Auf dem Managementstil basierende Stärken
Ihre einzigartigen Stärken als Führungskraft entsprechen wahrscheinlich Ihrem Führungsstil (Lok & Crawford, 1999). Autokratische Manager erfreuen sich oft eines starken Gruppenzusammenhalts und der Einhaltung von Regeln; beratende Manager neigen dazu, ein Umfeld zu kultivieren, in dem das Fachwissen aller Mitarbeiter zur Geltung kommen kann und eine Vielzahl von Perspektiven berücksichtigt wird. Diskutieren Sie Ihre Leistung mit Ihren Kollegen und sogar mit Ihren Mitarbeitern und stellen Sie fest, ob die gemeinsamen Themen, die auftauchen, mit Ihrem wahrgenommenen Stil übereinstimmen.

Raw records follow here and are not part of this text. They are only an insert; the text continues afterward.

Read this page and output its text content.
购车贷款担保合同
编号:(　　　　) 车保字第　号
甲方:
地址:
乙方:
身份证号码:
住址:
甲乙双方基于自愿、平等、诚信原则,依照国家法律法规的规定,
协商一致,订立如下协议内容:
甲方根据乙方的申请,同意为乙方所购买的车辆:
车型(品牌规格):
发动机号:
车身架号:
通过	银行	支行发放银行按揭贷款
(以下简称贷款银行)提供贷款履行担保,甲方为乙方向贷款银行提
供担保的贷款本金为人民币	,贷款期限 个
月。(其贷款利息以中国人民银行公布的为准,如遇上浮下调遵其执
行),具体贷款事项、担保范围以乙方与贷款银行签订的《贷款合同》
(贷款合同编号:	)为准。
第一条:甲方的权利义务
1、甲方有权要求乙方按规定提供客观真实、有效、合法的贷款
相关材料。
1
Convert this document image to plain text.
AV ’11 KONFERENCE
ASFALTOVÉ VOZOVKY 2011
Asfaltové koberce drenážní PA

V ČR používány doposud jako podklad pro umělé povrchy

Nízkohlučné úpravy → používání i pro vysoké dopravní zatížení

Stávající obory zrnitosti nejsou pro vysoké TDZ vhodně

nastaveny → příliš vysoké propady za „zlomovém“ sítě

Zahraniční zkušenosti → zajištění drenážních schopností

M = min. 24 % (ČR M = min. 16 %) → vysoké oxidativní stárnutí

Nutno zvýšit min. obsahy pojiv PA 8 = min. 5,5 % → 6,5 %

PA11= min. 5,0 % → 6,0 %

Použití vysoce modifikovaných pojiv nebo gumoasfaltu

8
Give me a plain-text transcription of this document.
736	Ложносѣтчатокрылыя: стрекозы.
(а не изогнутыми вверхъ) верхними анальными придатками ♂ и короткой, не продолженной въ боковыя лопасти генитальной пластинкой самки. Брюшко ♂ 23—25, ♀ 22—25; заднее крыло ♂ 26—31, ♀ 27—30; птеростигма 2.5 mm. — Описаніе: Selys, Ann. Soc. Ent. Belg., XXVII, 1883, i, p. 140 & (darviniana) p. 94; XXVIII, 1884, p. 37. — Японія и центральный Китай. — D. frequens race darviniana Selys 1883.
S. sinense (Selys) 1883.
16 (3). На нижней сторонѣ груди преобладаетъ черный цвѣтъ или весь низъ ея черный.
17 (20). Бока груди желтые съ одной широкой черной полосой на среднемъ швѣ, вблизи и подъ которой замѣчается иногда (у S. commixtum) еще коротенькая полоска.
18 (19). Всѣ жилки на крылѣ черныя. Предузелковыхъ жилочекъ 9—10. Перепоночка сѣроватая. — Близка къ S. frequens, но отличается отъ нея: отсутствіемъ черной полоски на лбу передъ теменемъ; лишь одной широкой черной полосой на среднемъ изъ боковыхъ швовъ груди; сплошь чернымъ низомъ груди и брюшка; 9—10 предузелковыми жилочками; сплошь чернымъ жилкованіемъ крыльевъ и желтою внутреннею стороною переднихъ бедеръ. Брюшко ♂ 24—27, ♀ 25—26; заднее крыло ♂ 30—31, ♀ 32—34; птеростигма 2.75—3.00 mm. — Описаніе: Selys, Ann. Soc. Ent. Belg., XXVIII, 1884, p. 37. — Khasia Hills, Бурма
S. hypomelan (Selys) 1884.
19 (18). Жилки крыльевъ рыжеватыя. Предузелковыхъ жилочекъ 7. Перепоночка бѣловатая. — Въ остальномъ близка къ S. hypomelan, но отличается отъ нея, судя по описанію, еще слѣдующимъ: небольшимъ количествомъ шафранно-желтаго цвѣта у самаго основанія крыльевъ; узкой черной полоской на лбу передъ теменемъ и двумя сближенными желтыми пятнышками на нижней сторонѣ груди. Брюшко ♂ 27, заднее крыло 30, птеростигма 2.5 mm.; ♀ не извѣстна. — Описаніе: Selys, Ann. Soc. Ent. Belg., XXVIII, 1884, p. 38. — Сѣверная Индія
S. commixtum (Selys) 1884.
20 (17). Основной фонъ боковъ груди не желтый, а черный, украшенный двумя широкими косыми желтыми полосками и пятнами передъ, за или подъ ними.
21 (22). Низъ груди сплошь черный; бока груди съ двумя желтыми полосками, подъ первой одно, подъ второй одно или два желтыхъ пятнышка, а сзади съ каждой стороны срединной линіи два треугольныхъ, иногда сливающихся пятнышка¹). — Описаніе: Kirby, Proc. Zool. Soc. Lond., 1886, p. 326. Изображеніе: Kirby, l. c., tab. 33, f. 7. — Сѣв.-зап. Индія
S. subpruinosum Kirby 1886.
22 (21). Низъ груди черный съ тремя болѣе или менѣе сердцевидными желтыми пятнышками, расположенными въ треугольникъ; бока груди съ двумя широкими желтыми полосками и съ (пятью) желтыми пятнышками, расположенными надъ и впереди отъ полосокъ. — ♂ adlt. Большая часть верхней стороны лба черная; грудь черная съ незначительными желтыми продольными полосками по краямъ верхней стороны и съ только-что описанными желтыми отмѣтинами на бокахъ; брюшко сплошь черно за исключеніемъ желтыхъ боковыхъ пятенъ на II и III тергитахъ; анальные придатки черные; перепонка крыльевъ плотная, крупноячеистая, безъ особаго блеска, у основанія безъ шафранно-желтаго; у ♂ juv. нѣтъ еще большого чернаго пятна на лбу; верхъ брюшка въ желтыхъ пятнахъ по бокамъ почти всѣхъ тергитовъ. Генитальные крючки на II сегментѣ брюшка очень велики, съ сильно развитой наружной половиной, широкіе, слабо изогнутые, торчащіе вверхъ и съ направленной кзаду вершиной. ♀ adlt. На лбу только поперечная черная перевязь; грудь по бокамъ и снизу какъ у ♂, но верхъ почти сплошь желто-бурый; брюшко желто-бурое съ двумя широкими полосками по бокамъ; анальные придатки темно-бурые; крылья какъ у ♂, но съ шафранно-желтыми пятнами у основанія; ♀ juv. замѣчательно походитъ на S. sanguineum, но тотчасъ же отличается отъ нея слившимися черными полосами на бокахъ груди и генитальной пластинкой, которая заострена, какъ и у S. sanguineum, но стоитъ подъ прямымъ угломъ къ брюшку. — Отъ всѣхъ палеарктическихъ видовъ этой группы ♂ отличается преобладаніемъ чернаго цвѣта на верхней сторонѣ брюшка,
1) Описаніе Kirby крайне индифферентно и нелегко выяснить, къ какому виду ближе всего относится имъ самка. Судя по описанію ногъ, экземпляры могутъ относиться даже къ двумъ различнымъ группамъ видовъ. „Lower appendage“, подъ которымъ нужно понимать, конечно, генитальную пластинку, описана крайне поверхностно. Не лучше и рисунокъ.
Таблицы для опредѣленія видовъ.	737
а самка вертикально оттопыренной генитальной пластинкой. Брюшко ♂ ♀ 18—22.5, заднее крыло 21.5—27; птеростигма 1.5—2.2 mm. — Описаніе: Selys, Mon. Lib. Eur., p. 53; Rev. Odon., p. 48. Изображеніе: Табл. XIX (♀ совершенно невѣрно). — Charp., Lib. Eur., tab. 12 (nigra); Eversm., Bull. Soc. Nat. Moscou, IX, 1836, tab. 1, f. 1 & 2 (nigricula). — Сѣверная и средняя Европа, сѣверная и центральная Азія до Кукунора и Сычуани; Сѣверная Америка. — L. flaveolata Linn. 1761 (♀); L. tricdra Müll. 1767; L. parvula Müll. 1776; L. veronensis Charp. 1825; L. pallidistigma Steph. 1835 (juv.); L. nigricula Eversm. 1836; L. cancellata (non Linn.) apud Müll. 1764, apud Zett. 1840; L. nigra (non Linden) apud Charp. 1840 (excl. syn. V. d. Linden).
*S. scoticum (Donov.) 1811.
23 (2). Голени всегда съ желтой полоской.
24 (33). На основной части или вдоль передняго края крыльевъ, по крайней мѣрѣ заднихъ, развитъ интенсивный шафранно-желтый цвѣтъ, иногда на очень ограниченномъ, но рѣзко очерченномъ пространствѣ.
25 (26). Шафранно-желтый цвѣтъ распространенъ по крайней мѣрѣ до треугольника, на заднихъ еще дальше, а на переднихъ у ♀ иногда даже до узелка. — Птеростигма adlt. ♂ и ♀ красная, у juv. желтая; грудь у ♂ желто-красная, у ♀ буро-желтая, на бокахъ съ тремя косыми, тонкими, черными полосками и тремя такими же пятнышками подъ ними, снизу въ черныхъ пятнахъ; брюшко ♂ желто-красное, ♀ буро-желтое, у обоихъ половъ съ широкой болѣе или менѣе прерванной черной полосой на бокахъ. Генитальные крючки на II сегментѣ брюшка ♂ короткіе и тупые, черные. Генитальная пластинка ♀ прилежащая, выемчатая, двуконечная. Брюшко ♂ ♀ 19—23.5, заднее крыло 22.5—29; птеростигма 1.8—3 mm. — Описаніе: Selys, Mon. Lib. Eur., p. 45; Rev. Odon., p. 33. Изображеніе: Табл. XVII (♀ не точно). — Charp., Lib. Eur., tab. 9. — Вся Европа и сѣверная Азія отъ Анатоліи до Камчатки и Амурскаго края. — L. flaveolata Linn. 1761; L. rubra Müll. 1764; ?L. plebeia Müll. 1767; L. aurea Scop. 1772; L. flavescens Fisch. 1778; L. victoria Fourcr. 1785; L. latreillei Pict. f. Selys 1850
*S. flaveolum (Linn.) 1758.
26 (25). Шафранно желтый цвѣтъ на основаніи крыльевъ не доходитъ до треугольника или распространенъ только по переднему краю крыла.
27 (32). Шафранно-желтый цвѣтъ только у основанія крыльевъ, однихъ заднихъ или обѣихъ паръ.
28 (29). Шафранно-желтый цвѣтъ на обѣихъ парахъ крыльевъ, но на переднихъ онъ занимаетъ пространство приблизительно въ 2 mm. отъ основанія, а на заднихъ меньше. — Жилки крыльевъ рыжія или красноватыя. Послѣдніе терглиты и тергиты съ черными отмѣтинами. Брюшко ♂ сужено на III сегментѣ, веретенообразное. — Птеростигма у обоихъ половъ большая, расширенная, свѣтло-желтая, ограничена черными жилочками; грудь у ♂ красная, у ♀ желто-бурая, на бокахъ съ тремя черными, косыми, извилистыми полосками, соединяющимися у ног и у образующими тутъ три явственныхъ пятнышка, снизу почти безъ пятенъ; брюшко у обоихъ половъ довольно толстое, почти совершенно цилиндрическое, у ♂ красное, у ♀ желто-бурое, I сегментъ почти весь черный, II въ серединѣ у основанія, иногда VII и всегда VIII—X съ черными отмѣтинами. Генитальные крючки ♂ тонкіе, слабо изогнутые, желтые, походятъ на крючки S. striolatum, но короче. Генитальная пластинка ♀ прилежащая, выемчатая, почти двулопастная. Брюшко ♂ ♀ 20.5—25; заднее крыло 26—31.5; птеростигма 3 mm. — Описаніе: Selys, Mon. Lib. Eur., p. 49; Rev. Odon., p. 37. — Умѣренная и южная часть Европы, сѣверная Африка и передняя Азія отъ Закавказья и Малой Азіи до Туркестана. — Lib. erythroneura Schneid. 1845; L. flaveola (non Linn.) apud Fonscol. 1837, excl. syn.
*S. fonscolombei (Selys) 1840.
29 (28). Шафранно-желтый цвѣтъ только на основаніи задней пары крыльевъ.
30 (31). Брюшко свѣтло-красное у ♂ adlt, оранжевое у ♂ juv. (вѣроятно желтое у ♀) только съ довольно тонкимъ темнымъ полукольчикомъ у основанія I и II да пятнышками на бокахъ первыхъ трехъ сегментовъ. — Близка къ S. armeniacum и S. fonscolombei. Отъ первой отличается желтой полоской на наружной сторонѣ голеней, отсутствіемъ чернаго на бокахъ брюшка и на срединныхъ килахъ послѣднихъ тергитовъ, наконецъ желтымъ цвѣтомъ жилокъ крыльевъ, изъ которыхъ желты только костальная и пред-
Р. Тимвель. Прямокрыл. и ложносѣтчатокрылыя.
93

Auf dem Managementstil basierende Einschränkungen
Ihr Managementstil sollte auch Ihr Verständnis der beruflichen Grenzen beeinflussen (Luthans & Peterson, 2002). Könnte Ihre Organisation von einer größeren Struktur profitieren? Oder braucht sie mehr horizontale Organisation und Zusammenarbeit? Wie empfänglich sind Sie als Führungskraft für die Anliegen und Ideen von Mitarbeitern, die einen geringeren Status haben als Sie? Müssen Sie mehr oder weniger auf Konflikte eingehen? Es ist wahrscheinlich, dass die organisatorischen Probleme, mit denen Sie emotional am meisten zu kämpfen haben, auch diejenigen sind, an denen Sie beruflich wachsen könnten.
Ergebnisorientierte Stärken
Der vielleicht eindeutigste Weg, Ihre Leistung als Führungskraft zu bewerten, ist die Betrachtung diskreter, messbarer Ergebnisse.
- Wie hoch ist die Verbleibquote in Ihrer Abteilung?
- Wie viele Ihrer Mitarbeiter erreichen ihre Produktivitätsziele?
- Wie hoch sind die Abwesenheitsraten in Ihrem Team?
Achten Sie bei der Untersuchung Ihrer Stärken auch auf qualitative Faktoren - befragen Sie Mitarbeiter und beobachten Sie, wie diese Ihr Handeln beschreiben. Werden Sie als warmherzig und akzeptierend oder als kompetent und zielgerichtet wahrgenommen? Direkte Kritik werden Sie in den Rückmeldungen der Mitarbeiter kaum finden, aber Sie können dennoch viel aus den Attributen herauslesen, auf die sie sich bei der Beschreibung Ihrer Person konzentrieren. Indem Sie diese Ergebnisse mit Ihrer eigenen Selbsterkenntnis und dem Feedback der Personalabteilung abgleichen, können Sie Bereiche mit Verbesserungspotenzial ermitteln (Yang et al., 2011).